IEA: $4.5tr for two decades to reach net-zero

The world will need to invest $4.5tr a year from 2030 to reach net zero by 2050.

The IEA has published an update to the 2021 report Net Zero Emissions by 2050: A Roadmap for the Global Energy Sector. Since the report was released, many changes have taken place, notably amid the global energy crisis triggered by Russia’s invasion of Ukraine in February 2022. Energy sector carbon dioxide emissions have continued to rise, reaching a new record in 2022.

Despite this, the 2023 update shows increasing grounds for optimism: the last two years have seen remarkable progress in developing and deploying some key clean energy technologies, keeping the Paris Agreement target still alive.

Yet to reach the target progress must accelerate, and clean energy investment must grow from the $1.8tr spent in 2023 to $4.5trn annually by the early 2030s, with a particular focus on developing countries.

The new Roadmap sets out a global pathway to keep the 1.5 C goal in reach, providing a comprehensive update to the original report and has served as an essential benchmark for policy makers, industry, the financial sector and civil society.

Since 2021, record growth in solar power capacity and electric car sales are in line with a pathway towards net-zero emissions globally by mid-century, as are industry plans for the roll-out of new manufacturing capacity for them.
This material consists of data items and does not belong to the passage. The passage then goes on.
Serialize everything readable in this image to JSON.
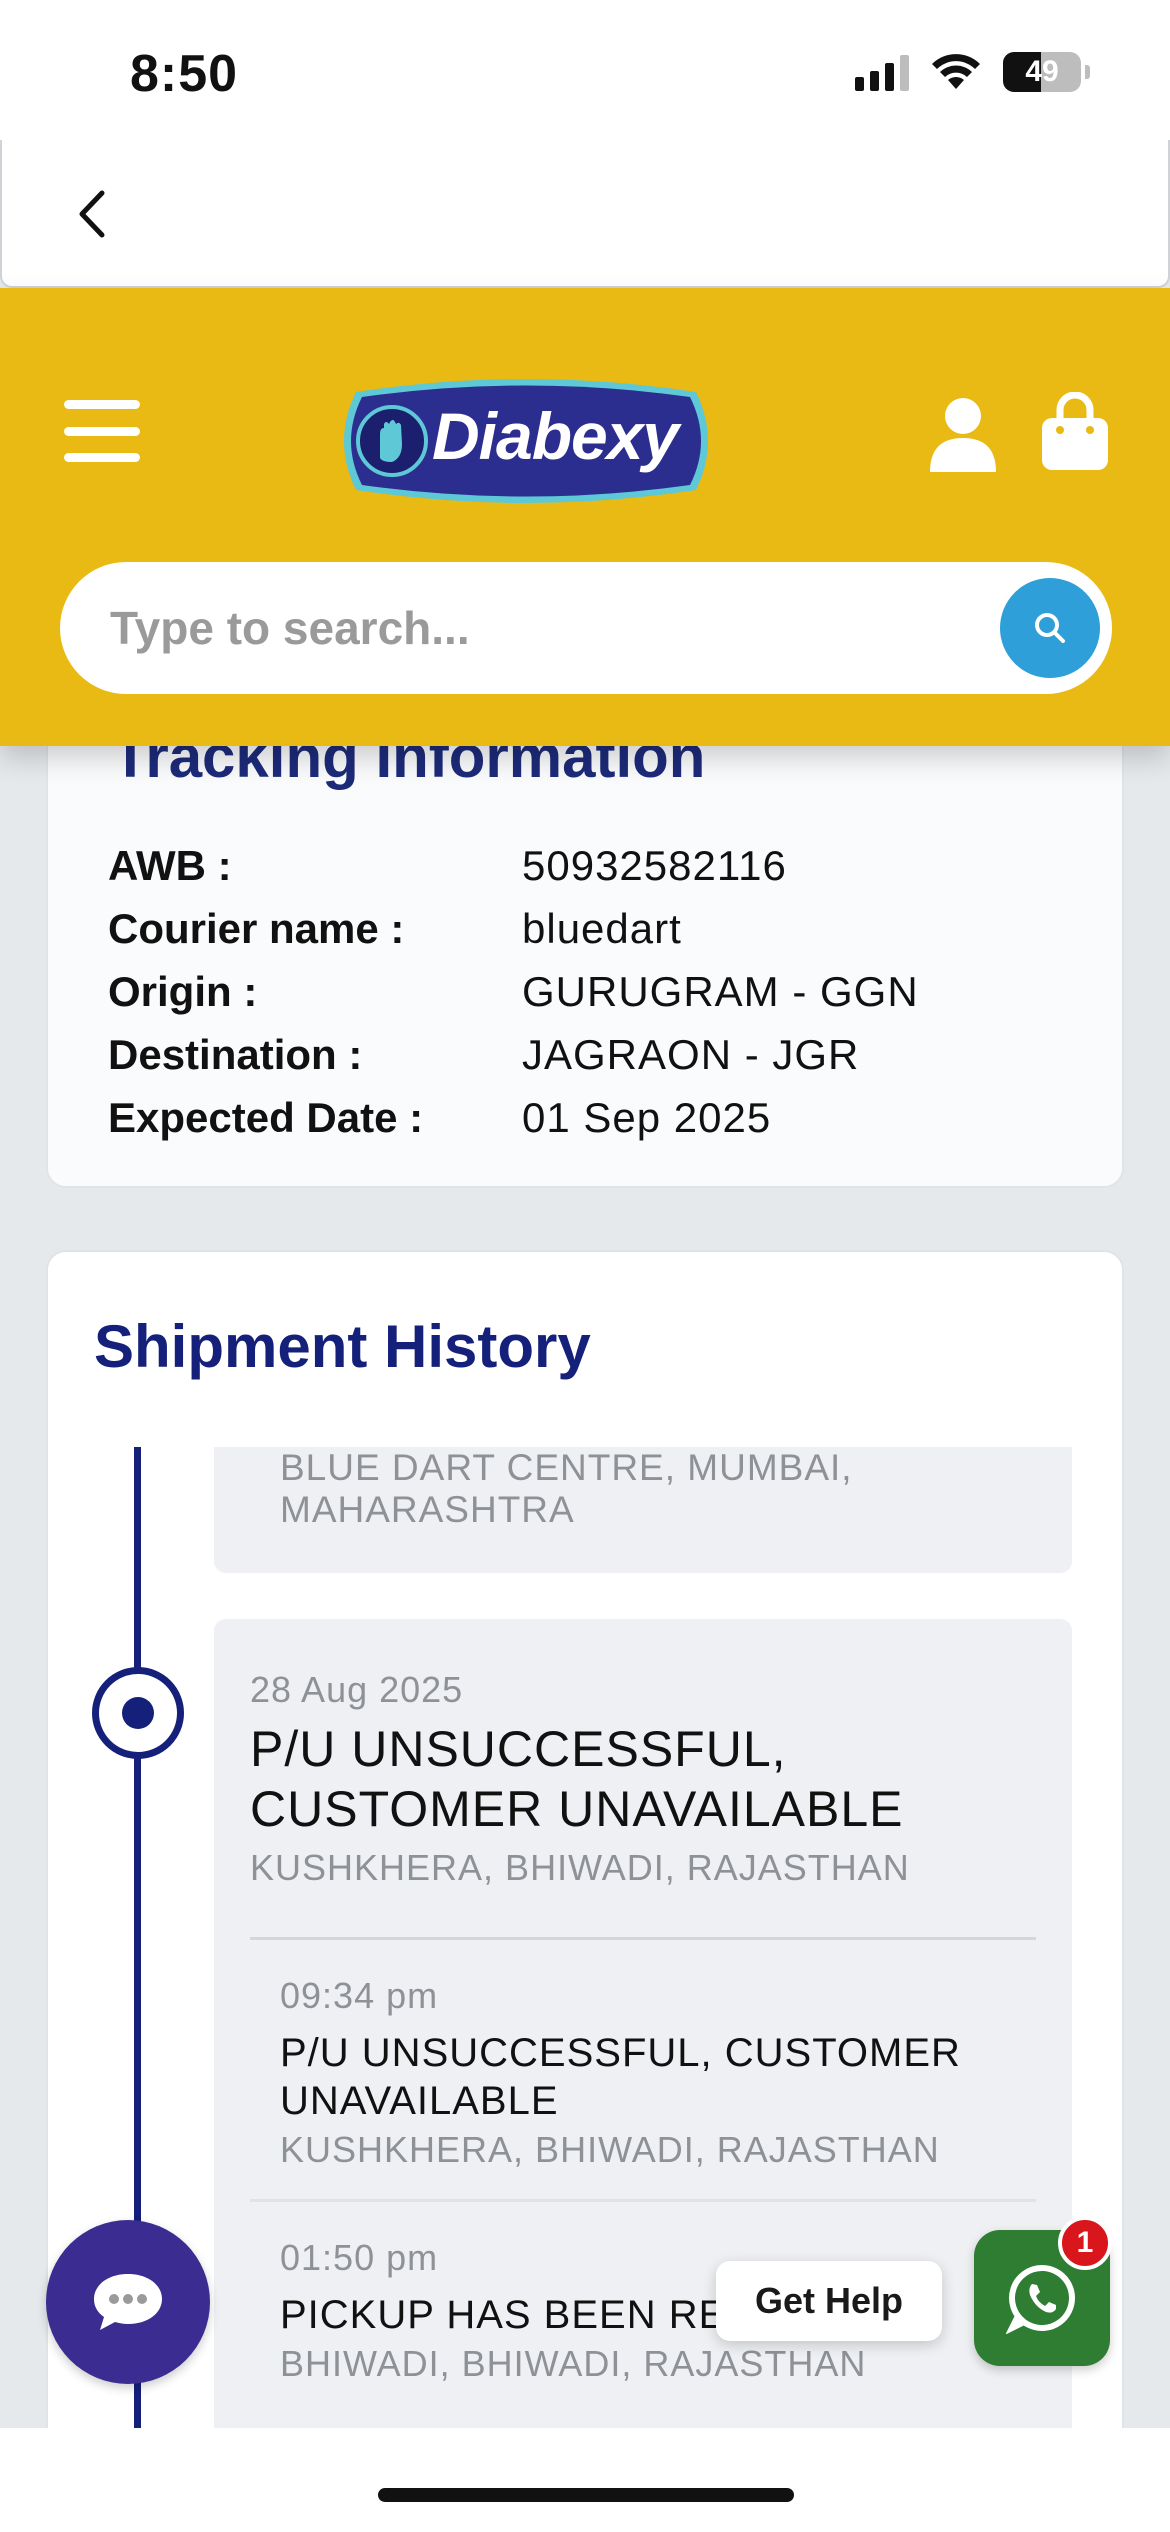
{
  "status_bar": {
    "time": "8:50",
    "battery": "49"
  },
  "header": {
    "logo_text": "Diabexy",
    "search": {
      "placeholder": "Type to search..."
    }
  },
  "tracking": {
    "title": "Tracking Information",
    "rows": [
      {
        "label": "AWB :",
        "value": "50932582116"
      },
      {
        "label": "Courier name :",
        "value": "bluedart"
      },
      {
        "label": "Origin :",
        "value": "GURUGRAM - GGN"
      },
      {
        "label": "Destination :",
        "value": "JAGRAON - JGR"
      },
      {
        "label": "Expected Date :",
        "value": "01 Sep 2025"
      }
    ]
  },
  "history": {
    "title": "Shipment History",
    "prev_entry": {
      "location": "BLUE DART CENTRE, MUMBAI, MAHARASHTRA"
    },
    "entry": {
      "date": "28 Aug 2025",
      "status": "P/U UNSUCCESSFUL, CUSTOMER UNAVAILABLE",
      "location": "KUSHKHERA, BHIWADI, RAJASTHAN",
      "events": [
        {
          "time": "09:34 pm",
          "status": "P/U UNSUCCESSFUL, CUSTOMER UNAVAILABLE",
          "location": "KUSHKHERA, BHIWADI, RAJASTHAN"
        },
        {
          "time": "01:50 pm",
          "status": "PICKUP HAS BEEN RE",
          "location": "BHIWADI, BHIWADI, RAJASTHAN"
        }
      ]
    }
  },
  "floating": {
    "get_help": "Get Help",
    "whatsapp_badge": "1"
  },
  "icons": {
    "back": "chevron-left-icon",
    "menu": "hamburger-menu-icon",
    "user": "user-icon",
    "cart": "shopping-bag-icon",
    "search": "search-icon",
    "chat": "chat-bubble-icon",
    "whatsapp": "whatsapp-icon"
  },
  "colors": {
    "header": "#e9b914",
    "brand_navy": "#14207a",
    "search_button": "#2e9fd8",
    "chat_fab": "#3b2c91",
    "whatsapp": "#2e7d32",
    "badge": "#d9161c"
  }
}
This is significant, since those two technologies alone deliver one-third of the emissions reductions between today and 2030 in the pathway. Clean energy innovation has also been delivering more options and lowering technology costs. In the IEA’s original Roadmap in 2021, technologies not yet available on the market delivered nearly half of the emissions reductions needed for net zero in 2050. That number has now fallen to around 35 per cent in this year’s update.
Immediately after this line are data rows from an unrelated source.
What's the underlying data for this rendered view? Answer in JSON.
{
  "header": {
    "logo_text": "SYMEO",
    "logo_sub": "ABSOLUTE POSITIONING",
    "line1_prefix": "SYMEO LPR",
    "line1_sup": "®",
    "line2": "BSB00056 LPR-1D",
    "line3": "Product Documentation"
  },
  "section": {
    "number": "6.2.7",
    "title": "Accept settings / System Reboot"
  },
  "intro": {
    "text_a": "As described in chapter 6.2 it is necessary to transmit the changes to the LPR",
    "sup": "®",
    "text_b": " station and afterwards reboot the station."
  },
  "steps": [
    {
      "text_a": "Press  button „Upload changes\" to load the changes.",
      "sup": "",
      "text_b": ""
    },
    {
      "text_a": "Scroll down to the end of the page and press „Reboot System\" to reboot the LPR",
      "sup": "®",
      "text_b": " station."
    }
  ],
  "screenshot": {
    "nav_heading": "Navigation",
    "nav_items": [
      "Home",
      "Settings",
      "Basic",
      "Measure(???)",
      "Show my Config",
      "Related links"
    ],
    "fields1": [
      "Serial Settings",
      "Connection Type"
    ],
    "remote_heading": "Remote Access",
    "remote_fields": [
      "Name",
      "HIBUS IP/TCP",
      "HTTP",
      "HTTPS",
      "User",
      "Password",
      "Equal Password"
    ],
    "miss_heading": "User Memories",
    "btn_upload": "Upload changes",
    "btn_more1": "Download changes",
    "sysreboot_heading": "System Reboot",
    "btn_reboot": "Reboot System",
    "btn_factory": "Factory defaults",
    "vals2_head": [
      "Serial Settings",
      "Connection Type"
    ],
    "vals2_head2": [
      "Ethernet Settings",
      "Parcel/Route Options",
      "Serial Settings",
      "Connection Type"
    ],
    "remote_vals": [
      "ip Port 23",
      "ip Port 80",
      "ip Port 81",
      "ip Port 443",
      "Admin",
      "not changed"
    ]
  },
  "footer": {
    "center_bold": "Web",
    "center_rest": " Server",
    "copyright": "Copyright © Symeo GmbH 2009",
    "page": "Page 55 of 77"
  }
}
In this year’s updated net-zero pathway, global renewable power capacity triples by 2030. Meanwhile, the annual rate of energy efficiency improvements doubles, sales of electric vehicles and heat pumps rise sharply, and energy sector methane emissions fall by 75 per cent. These strategies, which are based on proven and often cost-effective technologies for lowering emissions, together deliver more than 80 per cent of the reductions needed by the end of the decade.

The Roadmap outlines a route to net-zero emissions for the global energy sector by 2050 but recognises the importance of fostering an equitable transition that takes different national circumstances into account. For example, advanced economies reach net-zero sooner to allow emerging and developing economies more time.

The report stresses the importance of stronger international cooperation to limiting global warming to 1.5 C. It warns that a failure to sufficiently step-up ambition and implementation between now and 2030 would create additional climate risks and make achieving the 1.5 C goal dependant on the massive deployment of carbon removal technologies, which are expensive and unproven at scale. In a Delayed Action Case that the report examines, a failure to expand clean energy quickly enough by 2030 means nearly 5 billion tonnes of carbon dioxide would have to be removed from the atmosphere every year during the second half of this century. If carbon removal technologies fail to deliver at such scale, returning the temperature to 1.5 C would not be possible.